Impacts of urban versus agricultural landcover on gene flow in the walnut husk fly, Rhagoletis suavis
We are investigating associations between landcover and spatial population dynamics in the walnut husk fly, Rhagoletis suavis. Our study area in Southeast Iowa is a 360 km2 landscape, ~65% monoculture cropland and 25% urban/ suburban landcover. Previous landscape ecological analysis showed that, despite complete habitat occupancy across the landscape, fine grain (30 m) landcover composition explains larval population density in this herbivore at a lower effective spatial scale in urban/ suburban areas than in the rest of the landscape, with local negative spatial autocorrelation in these densities clustered on urban landcover. Fine scale landscape composition has thus been shown to impact local population densities that may in turn, along with other demographic traits (e.g. sex ratios), mitigate dispersal tendencies. We are assessing the extent to which matrix landcover composition and local demographic traits explain patterns of genetic variation in R. suavis at fine spatial scale. We are analyzing microsatellite data for >30 R. suavispopulations using 13 polymorphic loci. We are combining this genetic dataset with a larger, multi-year, landscape ecological dataset to better understand how demography and matrix characteristics may interact to impact insect distributions in human-dominated landscapes.
Preliminary analysis of eight populations shows that natal population density explains a significant proportion of mean population differentiation (R= 0.71, p= 0.16), consistent with the prediction that population densities are important in mitigating dispersal. Further, the positive relationship between density and differentiation implicates negative density-dependent dispersal. Pair-wise FST values show fine scale population structure in both urban and agricultural R. suavis populations, with significant differentiation detected between all populations, even in close proximity (< 1.5 km), and low levels of inbreeding detected in most (> 60%) individuals.

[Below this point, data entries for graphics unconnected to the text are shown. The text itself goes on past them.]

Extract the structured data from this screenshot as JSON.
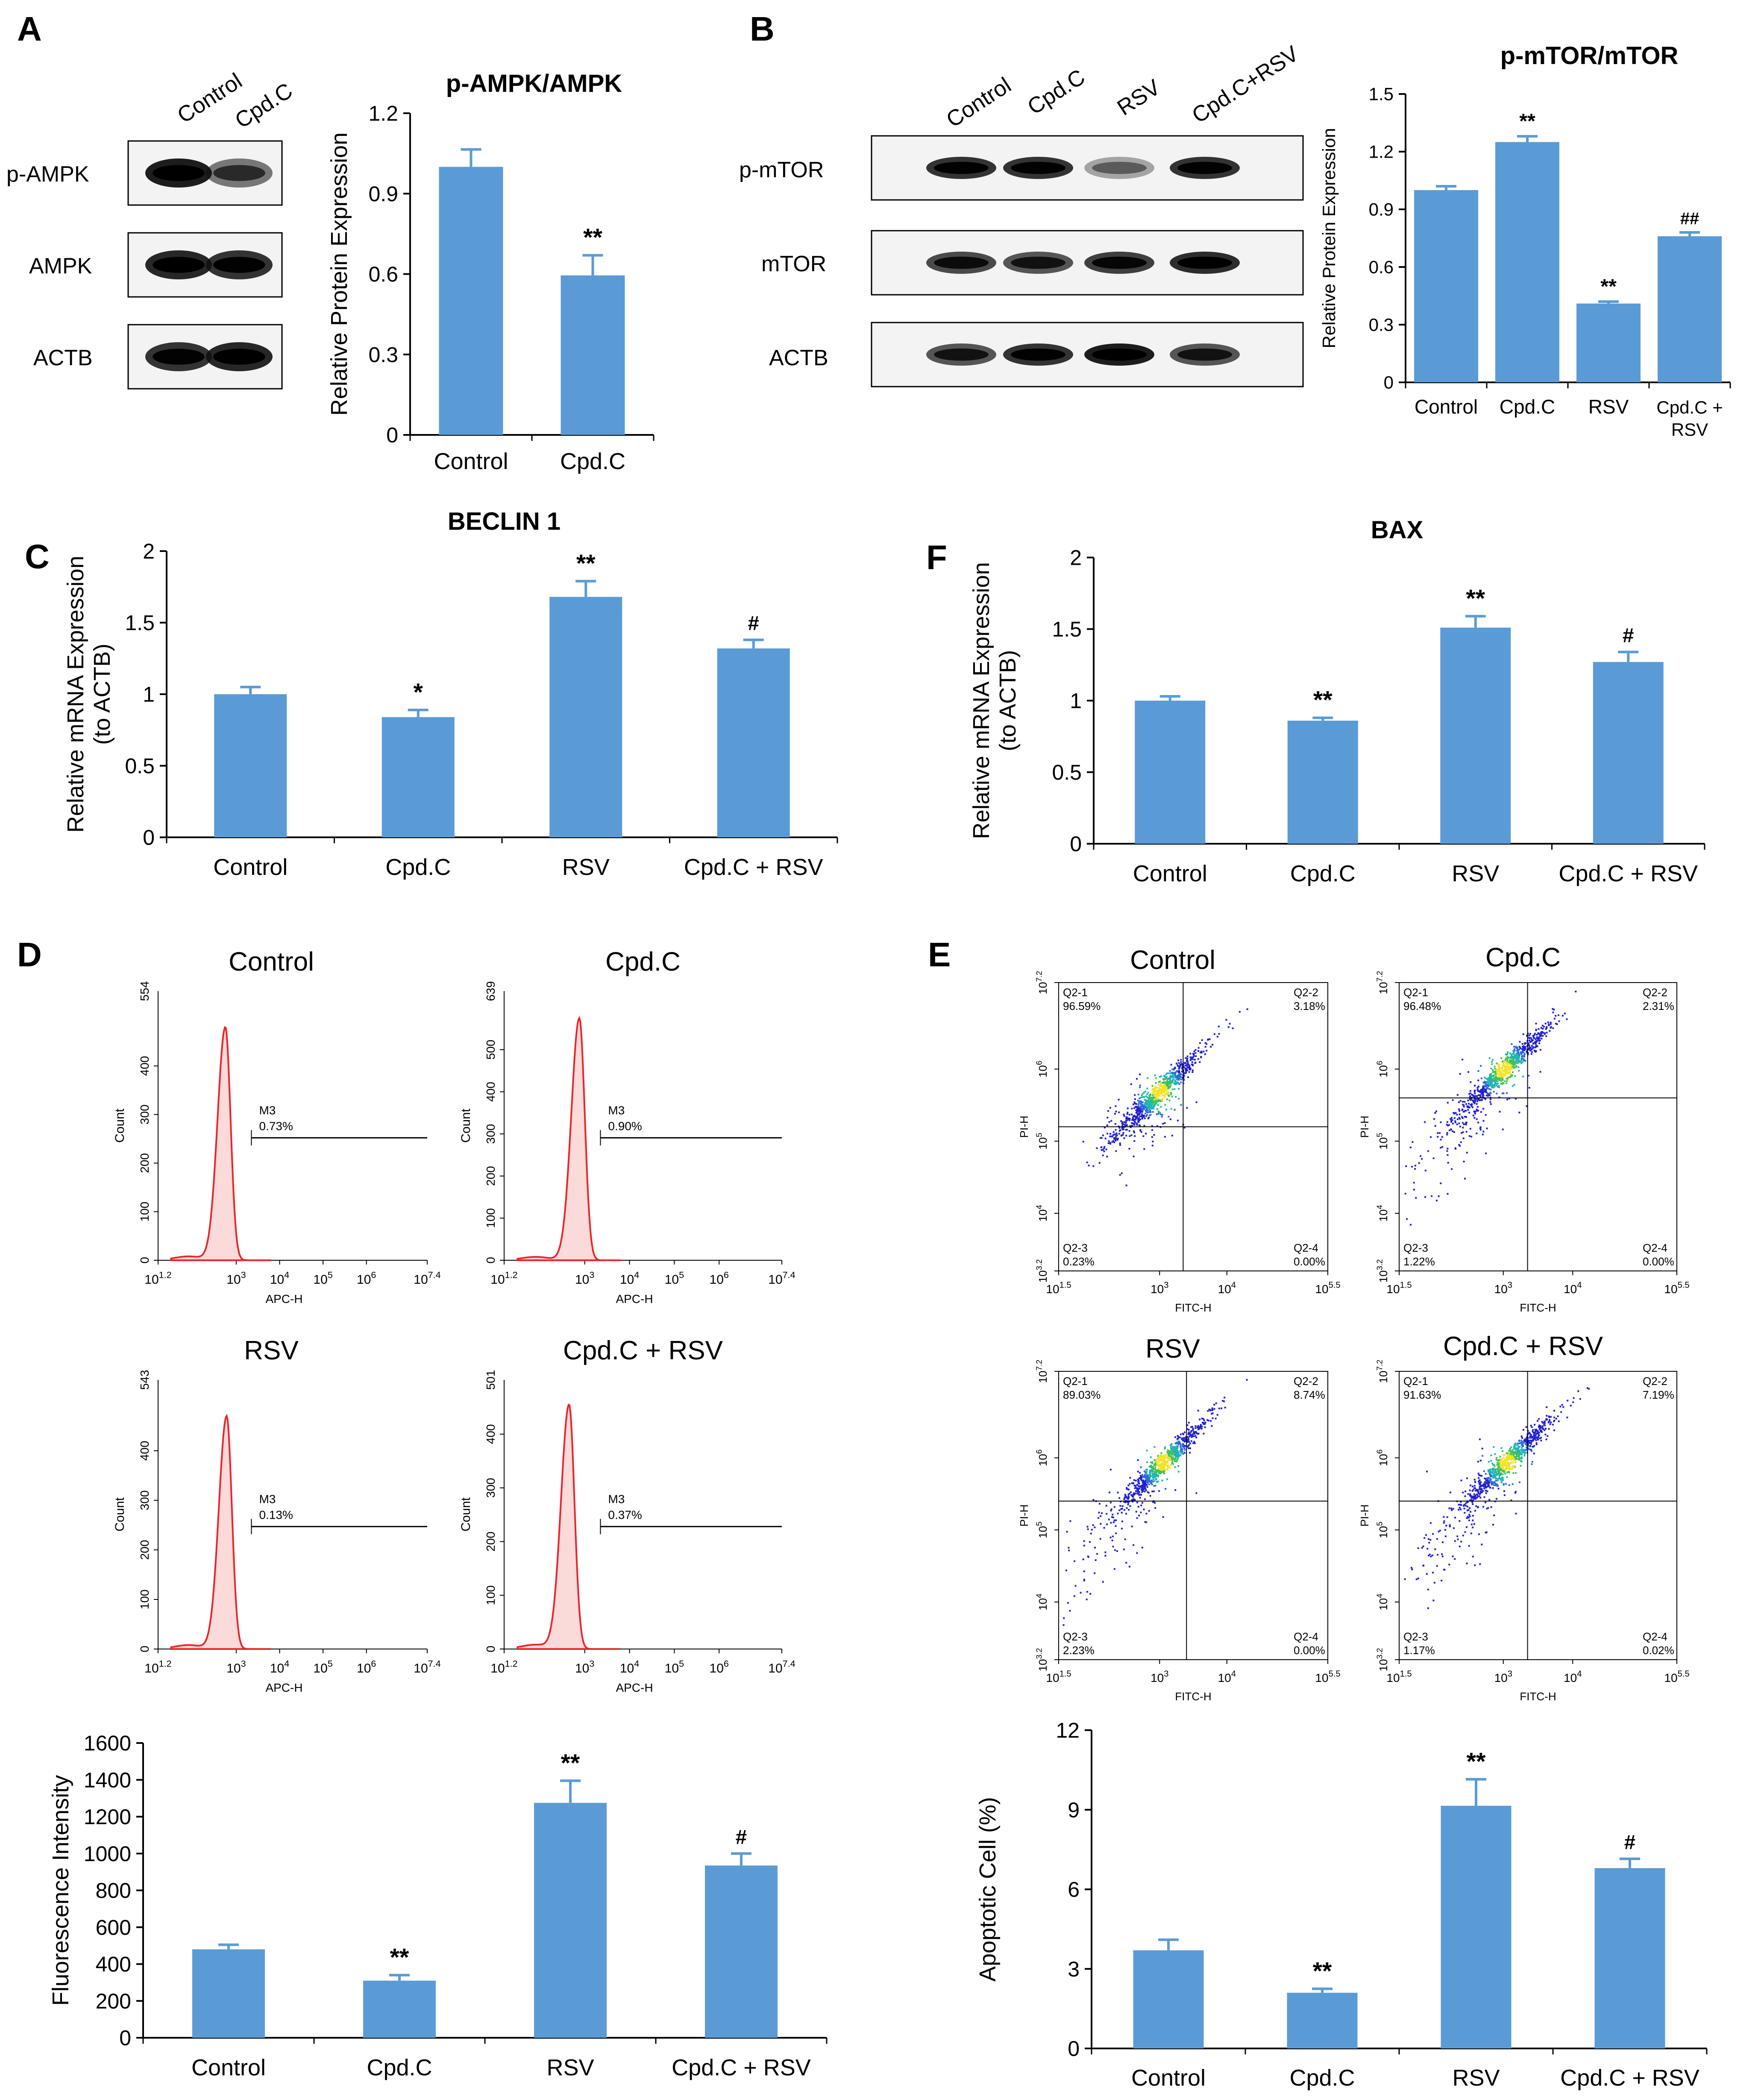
{
  "figure": {
    "panel_letters": [
      "A",
      "B",
      "C",
      "D",
      "E",
      "F"
    ],
    "colors": {
      "bar": "#5b9bd5",
      "error": "#5b9bd5",
      "axis": "#000000",
      "histogram": "#e8262b",
      "histogram_fill": "#fbdada"
    }
  },
  "blots": {
    "A": {
      "lanes": [
        "Control",
        "Cpd.C"
      ],
      "rows": [
        "p-AMPK",
        "AMPK",
        "ACTB"
      ]
    },
    "B": {
      "lanes": [
        "Control",
        "Cpd.C",
        "RSV",
        "Cpd.C+RSV"
      ],
      "rows": [
        "p-mTOR",
        "mTOR",
        "ACTB"
      ]
    }
  },
  "chart_data": [
    {
      "id": "A",
      "type": "bar",
      "title": "p-AMPK/AMPK",
      "categories": [
        "Control",
        "Cpd.C"
      ],
      "values": [
        1.0,
        0.595
      ],
      "errors": [
        0.065,
        0.075
      ],
      "annotations": [
        "",
        "**"
      ],
      "ylabel": "Relative Protein Expression",
      "xlabel": "",
      "ylim": [
        0,
        1.2
      ],
      "yticks": [
        0,
        0.3,
        0.6,
        0.9,
        1.2
      ],
      "ytick_labels": [
        "0",
        "0.3",
        "0.6",
        "0.9",
        "1.2"
      ]
    },
    {
      "id": "B",
      "type": "bar",
      "title": "p-mTOR/mTOR",
      "categories": [
        "Control",
        "Cpd.C",
        "RSV",
        "Cpd.C + RSV"
      ],
      "values": [
        1.0,
        1.25,
        0.41,
        0.76
      ],
      "errors": [
        0.02,
        0.03,
        0.01,
        0.02
      ],
      "annotations": [
        "",
        "**",
        "**",
        "##"
      ],
      "ylabel": "Relative Protein Expression",
      "xlabel": "",
      "ylim": [
        0,
        1.5
      ],
      "yticks": [
        0,
        0.3,
        0.6,
        0.9,
        1.2,
        1.5
      ],
      "ytick_labels": [
        "0",
        "0.3",
        "0.6",
        "0.9",
        "1.2",
        "1.5"
      ]
    },
    {
      "id": "C",
      "type": "bar",
      "title": "BECLIN 1",
      "categories": [
        "Control",
        "Cpd.C",
        "RSV",
        "Cpd.C + RSV"
      ],
      "values": [
        1.0,
        0.84,
        1.68,
        1.32
      ],
      "errors": [
        0.05,
        0.05,
        0.11,
        0.06
      ],
      "annotations": [
        "",
        "*",
        "**",
        "#"
      ],
      "ylabel": "Relative mRNA Expression",
      "ylabel2": "(to ACTB)",
      "xlabel": "",
      "ylim": [
        0,
        2
      ],
      "yticks": [
        0,
        0.5,
        1,
        1.5,
        2
      ],
      "ytick_labels": [
        "0",
        "0.5",
        "1",
        "1.5",
        "2"
      ]
    },
    {
      "id": "E",
      "type": "bar",
      "title": "BAX",
      "categories": [
        "Control",
        "Cpd.C",
        "RSV",
        "Cpd.C + RSV"
      ],
      "values": [
        1.0,
        0.86,
        1.51,
        1.27
      ],
      "errors": [
        0.03,
        0.02,
        0.08,
        0.07
      ],
      "annotations": [
        "",
        "**",
        "**",
        "#"
      ],
      "ylabel": "Relative mRNA Expression",
      "ylabel2": "(to ACTB)",
      "xlabel": "",
      "ylim": [
        0,
        2
      ],
      "yticks": [
        0,
        0.5,
        1,
        1.5,
        2
      ],
      "ytick_labels": [
        "0",
        "0.5",
        "1",
        "1.5",
        "2"
      ]
    },
    {
      "id": "D_bar",
      "type": "bar",
      "title": "",
      "categories": [
        "Control",
        "Cpd.C",
        "RSV",
        "Cpd.C + RSV"
      ],
      "values": [
        480,
        310,
        1275,
        935
      ],
      "errors": [
        25,
        30,
        120,
        65
      ],
      "annotations": [
        "",
        "**",
        "**",
        "#"
      ],
      "ylabel": "Fluorescence Intensity",
      "xlabel": "",
      "ylim": [
        0,
        1600
      ],
      "yticks": [
        0,
        200,
        400,
        600,
        800,
        1000,
        1200,
        1400,
        1600
      ],
      "ytick_labels": [
        "0",
        "200",
        "400",
        "600",
        "800",
        "1000",
        "1200",
        "1400",
        "1600"
      ]
    },
    {
      "id": "F_bar",
      "type": "bar",
      "title": "",
      "categories": [
        "Control",
        "Cpd.C",
        "RSV",
        "Cpd.C + RSV"
      ],
      "values": [
        3.7,
        2.1,
        9.15,
        6.8
      ],
      "errors": [
        0.4,
        0.15,
        1.0,
        0.35
      ],
      "annotations": [
        "",
        "**",
        "**",
        "#"
      ],
      "ylabel": "Apoptotic Cell (%)",
      "xlabel": "",
      "ylim": [
        0,
        12
      ],
      "yticks": [
        0,
        3,
        6,
        9,
        12
      ],
      "ytick_labels": [
        "0",
        "3",
        "6",
        "9",
        "12"
      ]
    }
  ],
  "histograms": {
    "xlabel": "APC-H",
    "ylabel": "Count",
    "gate_label": "M3",
    "xtick_labels": [
      [
        "10",
        "1.2"
      ],
      [
        "10",
        "3"
      ],
      [
        "10",
        "4"
      ],
      [
        "10",
        "5"
      ],
      [
        "10",
        "6"
      ],
      [
        "10",
        "7.4"
      ]
    ],
    "xtick_positions": [
      1.2,
      3,
      4,
      5,
      6,
      7.4
    ],
    "panels": [
      {
        "title": "Control",
        "ymax": 554,
        "yticks": [
          0,
          100,
          200,
          300,
          400
        ],
        "ymax_label": "554",
        "peak_log": 2.75,
        "peak_count": 480,
        "gate_pct": "0.73%"
      },
      {
        "title": "Cpd.C",
        "ymax": 639,
        "yticks": [
          0,
          100,
          200,
          300,
          400,
          500
        ],
        "ymax_label": "639",
        "peak_log": 2.88,
        "peak_count": 575,
        "gate_pct": "0.90%"
      },
      {
        "title": "RSV",
        "ymax": 543,
        "yticks": [
          0,
          100,
          200,
          300,
          400
        ],
        "ymax_label": "543",
        "peak_log": 2.78,
        "peak_count": 470,
        "gate_pct": "0.13%"
      },
      {
        "title": "Cpd.C + RSV",
        "ymax": 501,
        "yticks": [
          0,
          100,
          200,
          300,
          400
        ],
        "ymax_label": "501",
        "peak_log": 2.65,
        "peak_count": 455,
        "gate_pct": "0.37%"
      }
    ]
  },
  "scatters": {
    "xlabel": "FITC-H",
    "ylabel": "PI-H",
    "xtick_labels": [
      [
        "10",
        "1.5"
      ],
      [
        "10",
        "3"
      ],
      [
        "10",
        "4"
      ],
      [
        "10",
        "5.5"
      ]
    ],
    "xtick_positions": [
      1.5,
      3,
      4,
      5.5
    ],
    "ytick_labels": [
      [
        "10",
        "3.2"
      ],
      [
        "10",
        "4"
      ],
      [
        "10",
        "5"
      ],
      [
        "10",
        "6"
      ],
      [
        "10",
        "7.2"
      ]
    ],
    "ytick_positions": [
      3.2,
      4,
      5,
      6,
      7.2
    ],
    "quadrant_names": [
      "Q2-1",
      "Q2-2",
      "Q2-3",
      "Q2-4"
    ],
    "panels": [
      {
        "title": "Control",
        "gate_x": 3.35,
        "gate_y": 5.2,
        "q1": "96.59%",
        "q2": "3.18%",
        "q3": "0.23%",
        "q4": "0.00%",
        "spread": 0.4,
        "cluster_x": 3.0,
        "cluster_y": 5.7
      },
      {
        "title": "Cpd.C",
        "gate_x": 3.35,
        "gate_y": 5.6,
        "q1": "96.48%",
        "q2": "2.31%",
        "q3": "1.22%",
        "q4": "0.00%",
        "spread": 0.9,
        "cluster_x": 3.0,
        "cluster_y": 6.0
      },
      {
        "title": "RSV",
        "gate_x": 3.4,
        "gate_y": 5.4,
        "q1": "89.03%",
        "q2": "8.74%",
        "q3": "2.23%",
        "q4": "0.00%",
        "spread": 1.3,
        "cluster_x": 3.05,
        "cluster_y": 5.95
      },
      {
        "title": "Cpd.C + RSV",
        "gate_x": 3.35,
        "gate_y": 5.4,
        "q1": "91.63%",
        "q2": "7.19%",
        "q3": "1.17%",
        "q4": "0.02%",
        "spread": 1.1,
        "cluster_x": 3.05,
        "cluster_y": 5.95
      }
    ]
  }
}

Further, counts of over 5,000 R. suavis flies collected over three seasons show significantly female-biased sex ratios. Preliminary comparisons of male versus female FST values indicate that dispersal in R. suavis is also female-biased. These data further underline the potential importance of demographic traits in mediating dispersal in complex landscapes. Our preliminary results suggest that R. suavis is an excellent model for disentangling the complex interplay between demography, ecology, and population genetics in the context of human-dominated landscapes. The insights we generate will contribute to a growing empirical foundation to understand the spatial population dynamics of insects in intensely altered landscapes.